Ankara da beş yıllık zulümden kurtulmalı

Ankara da İstanbul gibi beş yıllık zulüm zihniyetinden kurtulmalı. Bir Ankaralı olarak CHP'li belediye yıllarını iliklerine kadar yaşamış birisiyim.

Ankara 1994 yılına kadar Çubuk'un fakir dağ köylerinden farklı değildi. Şehrin temizlenen tek yeri Çankaya idi. Kızılay'a varıldığında biraz büyük bir köye geliyordunuz.

Şehrin dört bir yanından insanlar akın akın iş yerlerine gelip binalara girerken, üzerlerindeki tozu toprağı silkeler, kış veya yağmurdan dolayı çamur olmuş paçalarını çamaşır yıkar gibi çitileyerek temizler öyle girerdi.

Ankara'da belediye denilince aklımdan hiç çıkmayan tek şey hatırlıyorum. 1994 senesi öncesinde belediyede namaz kılan işçilerin Komünistler tarafından sürekli taciz edilmeleriydi.

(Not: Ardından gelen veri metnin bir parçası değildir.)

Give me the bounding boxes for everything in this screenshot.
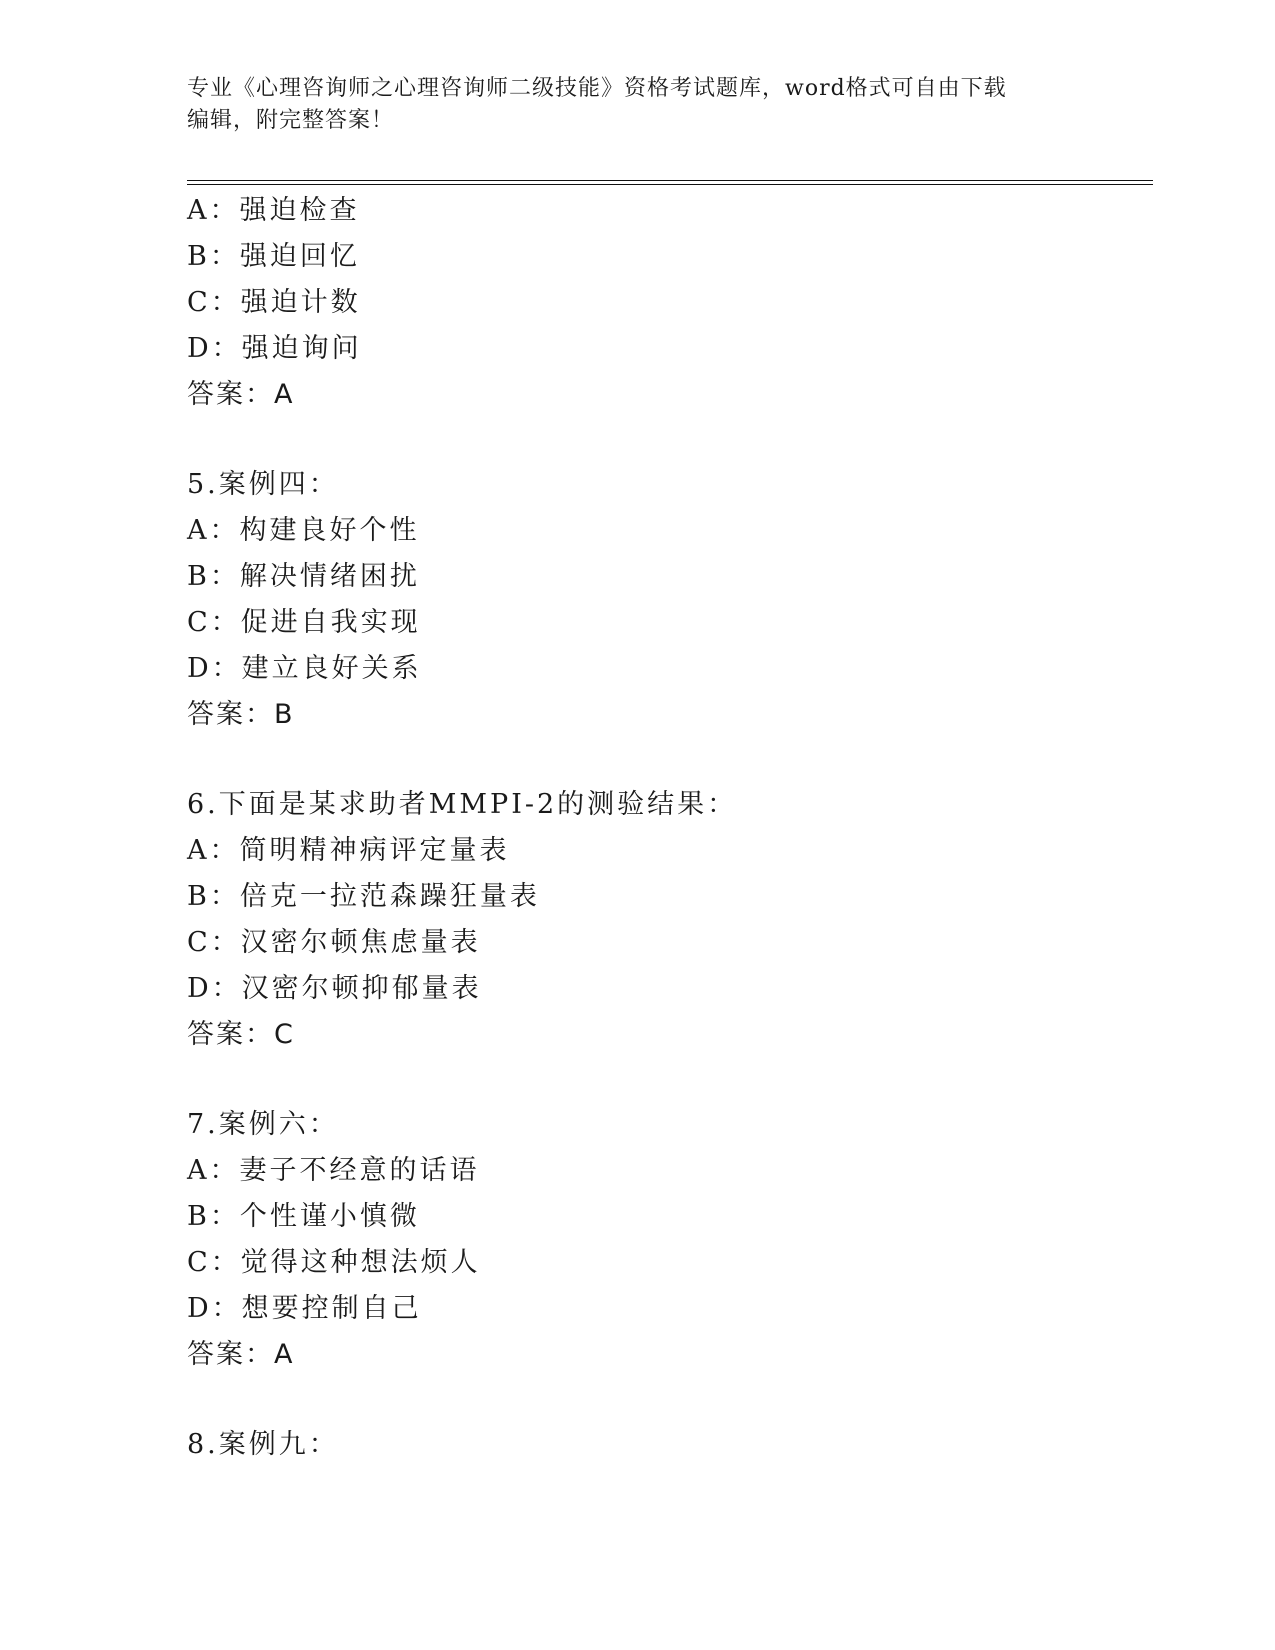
option-a: A：简明精神病评定量表 (187, 835, 510, 866)
answer-line: 答案：B (187, 699, 295, 730)
option-c: C：汉密尔顿焦虑量表 (187, 927, 481, 958)
header-divider-top (187, 180, 1153, 181)
option-b: B：解决情绪困扰 (187, 561, 420, 592)
option-c: C：觉得这种想法烦人 (187, 1247, 481, 1278)
option-b: B：个性谨小慎微 (187, 1201, 420, 1232)
header-divider-bottom (187, 184, 1153, 185)
answer-line: 答案：A (187, 379, 295, 410)
question-stem: 5.案例四： (187, 469, 339, 500)
question-block-5 (187, 462, 1147, 738)
header-line-2: 编辑，附完整答案！ (187, 108, 395, 133)
option-a: A：构建良好个性 (187, 515, 420, 546)
answer-line: 答案：A (187, 1339, 295, 1370)
question-stem: 6.下面是某求助者MMPI-2的测验结果： (187, 789, 738, 820)
question-block-8 (187, 1422, 1147, 1468)
question-block-4 (187, 188, 1147, 418)
option-a: A：妻子不经意的话语 (187, 1155, 480, 1186)
header-line-1: 专业《心理咨询师之心理咨询师二级技能》资格考试题库，word格式可自由下载 (187, 76, 1007, 101)
option-b: B：强迫回忆 (187, 241, 360, 272)
option-c: C：促进自我实现 (187, 607, 421, 638)
question-list (187, 188, 1147, 1468)
option-d: D：强迫询问 (187, 333, 362, 364)
option-b: B：倍克一拉范森躁狂量表 (187, 881, 540, 912)
option-d: D：汉密尔顿抑郁量表 (187, 973, 482, 1004)
question-block-6 (187, 782, 1147, 1058)
option-d: D：建立良好关系 (187, 653, 422, 684)
question-block-7 (187, 1102, 1147, 1378)
answer-line: 答案：C (187, 1019, 295, 1050)
option-a: A：强迫检查 (187, 195, 360, 226)
question-stem: 8.案例九： (187, 1429, 339, 1460)
question-stem: 7.案例六： (187, 1109, 339, 1140)
option-d: D：想要控制自己 (187, 1293, 422, 1324)
option-c: C：强迫计数 (187, 287, 361, 318)
document-header (187, 73, 1067, 137)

Rahmetli babam onlardan birisiydi. Her gün işten dönünce yüzüne bakardık, "Acaba bugün dövülmüş mü, sövülmüş mü, hakaret yemiş mi" diye. Tam bir zulüm devriydi.

Mesleğe foto muhabiri olarak başladığım ilk yıl -şimdi ilgili başkanın adını yazmayayım- belediye muhabiriydim.

CHP'li belediyenin garip bir uygulaması vardı. Oyu varoşlardan alıyordu ama hizmet; "Beyaz Türkler" diye anılan hazıra konmuş, devletin sırtından inmeyen, ülkenin hiçbir derdiyle ilgilenmeyen imtiyazlı semtlere götürülüyor, gecekonduların olduğu mahallelerde belediyenin adı bile yoktu. Geçelim.

Ankara Selçuklu şehridir. Hacı Bayram şehridir. Ankara Ahilik şehri ve Sahabe kabrinin bulunduğu bir şehirdir.

Ankara Kalesi'nin karşısında geçmişte "Arap Dağı", "Timurlenk Tepesi" gibi isimlerle bilinen ve bugünkü adıyla "Hıdırlık Tepesi" olarak anılan yerde, yani Altındağ ilçe sınırları içerisinde, rivayetlere göre meşhur Şair İmruülkays'ın mezarı bulunmaktadır.

Yeri gelmişken bu hususta bir bilgi paylaşalım. Vakıflar Genel Müdürlüğü bu kabri şerifi ihya etmek üzere restore ederek Ankaralıların ziyaretine açacak.

Ankara ne zaman CHP zihniyetinden kurtulduysa şehir olmuştur. Tarihi başta olmak üzere yeniden adeta küllerinden doğmuştur.